Oh and if I get a defective product and want to return it and the seller refuses to return it, then the bank wont do a thing about it. All banks in India follow the principle that credit cards are like cash.

Of course in offline store transactions, they still follow the ownership principle. If you pulled it out of your pocket, it must be yours.

Typically banks don't do a thing about credit card issues or any other customer issues until the government interferes. I get the impression that most of the customer-friendly features that banks implement are mandated by government.

JGF said...

Credit card fraud in the US is very common.

It's so lax because in the US banks almost always absorb the cost of fraudulent transactions that customer's notice. Fraud that goes undetected is paid by the customer.

Since customers don't pay, there's no political pressure to improve. (Check fraud is different, usually the customer pays.)

Banks pass their fraud costs on to customers in the form of fees and interest.

Now that the credit card margins are shrinking Banks may have trouble passing on fraud losses, so I wonder if they'll get more worried about security.

In India, does the customer pay for fraud losses or the bank?

Ramakant Yadav said...

In India, the customer pays for all transactions that occur on an un-blocked card. It says so in the terms and conditions.

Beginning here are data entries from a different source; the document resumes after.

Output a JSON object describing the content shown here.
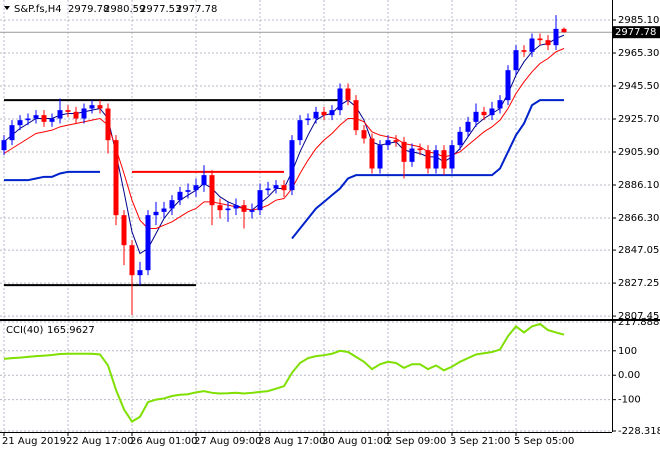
{
  "chart_data": [
    {
      "type": "candlestick",
      "symbol": "S&P.fs,H4",
      "categories": [
        "21 Aug 2019",
        null,
        null,
        null,
        null,
        null,
        null,
        null,
        "22 Aug 17:00",
        null,
        null,
        null,
        null,
        null,
        null,
        null,
        "26 Aug 01:00",
        null,
        null,
        null,
        null,
        null,
        null,
        null,
        "27 Aug 09:00",
        null,
        null,
        null,
        null,
        null,
        null,
        null,
        "28 Aug 17:00",
        null,
        null,
        null,
        null,
        null,
        null,
        null,
        "30 Aug 01:00",
        null,
        null,
        null,
        null,
        null,
        null,
        null,
        "2 Sep 09:00",
        null,
        null,
        null,
        null,
        null,
        null,
        null,
        "3 Sep 21:00",
        null,
        null,
        null,
        null,
        null,
        null,
        null,
        "5 Sep 05:00",
        null,
        null,
        null,
        null,
        null,
        null
      ],
      "open": [
        2907,
        2913,
        2922,
        2925,
        2926,
        2928,
        2924,
        2926,
        2931,
        2930,
        2926,
        2932,
        2934,
        2932,
        2913,
        2868,
        2850,
        2832,
        2835,
        2868,
        2870,
        2872,
        2877,
        2882,
        2883,
        2886,
        2892,
        2874,
        2871,
        2872,
        2874,
        2870,
        2871,
        2883,
        2884,
        2886,
        2883,
        2913,
        2925,
        2926,
        2930,
        2928,
        2931,
        2944,
        2937,
        2919,
        2914,
        2896,
        2910,
        2913,
        2912,
        2900,
        2908,
        2907,
        2896,
        2907,
        2896,
        2910,
        2918,
        2924,
        2930,
        2928,
        2932,
        2937,
        2955,
        2967,
        2966,
        2974,
        2973,
        2970,
        2979.78
      ],
      "high": [
        2916,
        2925,
        2928,
        2929,
        2931,
        2931,
        2929,
        2938,
        2934,
        2933,
        2935,
        2937,
        2937,
        2935,
        2916,
        2871,
        2853,
        2840,
        2871,
        2876,
        2876,
        2880,
        2885,
        2887,
        2890,
        2898,
        2895,
        2878,
        2876,
        2878,
        2877,
        2875,
        2887,
        2888,
        2889,
        2889,
        2916,
        2928,
        2929,
        2933,
        2933,
        2934,
        2947,
        2947,
        2940,
        2922,
        2917,
        2913,
        2916,
        2916,
        2915,
        2911,
        2911,
        2910,
        2910,
        2910,
        2913,
        2921,
        2927,
        2935,
        2933,
        2936,
        2940,
        2958,
        2970,
        2970,
        2977,
        2977,
        2976,
        2988,
        2980.59
      ],
      "low": [
        2904,
        2910,
        2919,
        2922,
        2923,
        2921,
        2921,
        2923,
        2927,
        2923,
        2923,
        2929,
        2929,
        2905,
        2862,
        2838,
        2808,
        2826,
        2832,
        2862,
        2866,
        2868,
        2874,
        2878,
        2879,
        2882,
        2862,
        2866,
        2864,
        2868,
        2860,
        2866,
        2868,
        2880,
        2881,
        2879,
        2880,
        2910,
        2922,
        2923,
        2925,
        2925,
        2928,
        2934,
        2916,
        2911,
        2893,
        2893,
        2907,
        2909,
        2890,
        2897,
        2904,
        2893,
        2893,
        2892,
        2893,
        2907,
        2915,
        2921,
        2925,
        2925,
        2929,
        2934,
        2952,
        2963,
        2963,
        2970,
        2967,
        2967,
        2977.53
      ],
      "close": [
        2913,
        2922,
        2925,
        2926,
        2928,
        2924,
        2926,
        2931,
        2930,
        2926,
        2932,
        2934,
        2932,
        2913,
        2868,
        2850,
        2832,
        2835,
        2868,
        2870,
        2872,
        2877,
        2882,
        2883,
        2886,
        2892,
        2874,
        2871,
        2872,
        2874,
        2870,
        2871,
        2883,
        2884,
        2886,
        2883,
        2913,
        2925,
        2926,
        2930,
        2928,
        2931,
        2944,
        2937,
        2919,
        2914,
        2896,
        2910,
        2913,
        2912,
        2900,
        2908,
        2907,
        2896,
        2907,
        2896,
        2910,
        2918,
        2924,
        2930,
        2928,
        2932,
        2937,
        2955,
        2967,
        2966,
        2974,
        2973,
        2970,
        2979.78,
        2977.78
      ],
      "up_color": "#0000ff",
      "down_color": "#ff0000",
      "ylim": [
        2806.3,
        2997.1
      ],
      "yticks": [
        {
          "value": 2985.1,
          "label": "2985.10"
        },
        {
          "value": 2965.3,
          "label": "2965.30"
        },
        {
          "value": 2945.5,
          "label": "2945.50"
        },
        {
          "value": 2925.7,
          "label": "2925.70"
        },
        {
          "value": 2905.9,
          "label": "2905.90"
        },
        {
          "value": 2886.1,
          "label": "2886.10"
        },
        {
          "value": 2866.3,
          "label": "2866.30"
        },
        {
          "value": 2847.05,
          "label": "2847.05"
        },
        {
          "value": 2827.25,
          "label": "2827.25"
        },
        {
          "value": 2807.45,
          "label": "2807.45"
        }
      ],
      "grid": true,
      "lines": [
        {
          "color": "#00008b",
          "width": 1,
          "values": [
            2912,
            2916,
            2920,
            2923,
            2926,
            2926,
            2926,
            2928,
            2929,
            2929,
            2930,
            2931,
            2932,
            2926,
            2905,
            2882,
            2858,
            2845,
            2848,
            2857,
            2866,
            2872,
            2877,
            2880,
            2883,
            2887,
            2884,
            2879,
            2876,
            2874,
            2872,
            2871,
            2875,
            2879,
            2884,
            2884,
            2894,
            2906,
            2916,
            2925,
            2928,
            2929,
            2934,
            2937,
            2933,
            2925,
            2912,
            2910,
            2911,
            2912,
            2907,
            2906,
            2905,
            2903,
            2903,
            2900,
            2903,
            2908,
            2915,
            2922,
            2926,
            2929,
            2932,
            2941,
            2952,
            2960,
            2966,
            2970,
            2971,
            2974,
            2976
          ]
        },
        {
          "color": "#ff0000",
          "width": 1,
          "values": [
            2905,
            2908,
            2911,
            2914,
            2917,
            2918,
            2919,
            2921,
            2922,
            2923,
            2924,
            2925,
            2926,
            2922,
            2908,
            2893,
            2877,
            2865,
            2860,
            2860,
            2862,
            2864,
            2867,
            2870,
            2872,
            2876,
            2876,
            2875,
            2874,
            2873,
            2872,
            2871,
            2872,
            2874,
            2877,
            2878,
            2884,
            2893,
            2901,
            2908,
            2913,
            2917,
            2922,
            2926,
            2926,
            2924,
            2918,
            2916,
            2915,
            2914,
            2911,
            2910,
            2909,
            2906,
            2905,
            2903,
            2904,
            2906,
            2910,
            2914,
            2918,
            2921,
            2925,
            2932,
            2941,
            2948,
            2954,
            2959,
            2962,
            2966,
            2968
          ]
        },
        {
          "color": "#0022cc",
          "width": 2,
          "values": [
            2889,
            2889,
            2889,
            2889,
            2890,
            2891,
            2891,
            2893,
            2894,
            2894,
            2894,
            2894,
            2894,
            null,
            null,
            null,
            null,
            null,
            null,
            null,
            null,
            null,
            null,
            null,
            null,
            null,
            null,
            null,
            null,
            null,
            null,
            null,
            null,
            null,
            null,
            null,
            2854,
            2860,
            2866,
            2872,
            2876,
            2880,
            2884,
            2890,
            2892,
            2892,
            2892,
            2892,
            2892,
            2892,
            2892,
            2892,
            2892,
            2892,
            2892,
            2892,
            2892,
            2892,
            2892,
            2892,
            2892,
            2892,
            2896,
            2906,
            2916,
            2923,
            2934,
            2937,
            2937,
            2937,
            2937
          ]
        }
      ],
      "levels": [
        {
          "value": 2937,
          "start": 0,
          "end": 42,
          "color": "#000000"
        },
        {
          "value": 2826,
          "start": 0,
          "end": 24,
          "color": "#000000"
        },
        {
          "value": 2894,
          "start": 16,
          "end": 35,
          "color": "#ff0000"
        }
      ]
    },
    {
      "type": "line",
      "title": "CCI(40)",
      "color": "#7fe000",
      "values": [
        67,
        70,
        72,
        75,
        78,
        80,
        83,
        87,
        88,
        88,
        88,
        88,
        85,
        40,
        -60,
        -140,
        -190,
        -170,
        -110,
        -100,
        -95,
        -85,
        -80,
        -78,
        -70,
        -65,
        -72,
        -75,
        -74,
        -72,
        -75,
        -72,
        -68,
        -65,
        -55,
        -45,
        10,
        50,
        70,
        78,
        82,
        88,
        100,
        95,
        75,
        55,
        25,
        45,
        55,
        50,
        30,
        45,
        45,
        25,
        40,
        20,
        35,
        55,
        70,
        85,
        90,
        95,
        105,
        160,
        200,
        175,
        200,
        210,
        185,
        175,
        165.9627
      ],
      "ylim": [
        -228.3184,
        217.8884
      ],
      "yticks": [
        217.8884,
        100,
        {
          "value": 0,
          "label": "0.00"
        },
        -100,
        -228.3184
      ],
      "grid": true
    }
  ]
}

If the card gets stolen, the customers are supposed to call up the bank and hot-list the credit card or debit card.

Until it gets hot-listed, the customer pays for all transactions. Citibank in India does offer card-insurance that covers all payments in this scenario. Unfortunately, none of the other Indian banks[like hdfc, icici, state bank of india etc] offer this feature.

And if you don't pay, until last year, the banks would send hired men to your office and home in order to recover the money. There is no concept of bankruptcy, you pay or you get beaten up.

So last year, the courts took a dim view of the entire "hire recovery agents and harass customers" concept and started ordering the banks to pay compensation to harassed people who would not pay back their credit card dues for whatever reasons.

Right now, citibank is involved in a huge fraud case in its New Delhi branch. Apparently one of the relationship managers took a lot of money and invested it in his personal accounts. Look in google for: citibank fraud India. The customers involved are expected to ask for compensation from citibank. I don't think they are going to get any compensation although the amount of the money involved is Rs 300 Crores.

Rs 300 Crores is 3000 million rupees in english. 45 Rupees is $1.
So that is ....around..60 million dollars give or take 10 million.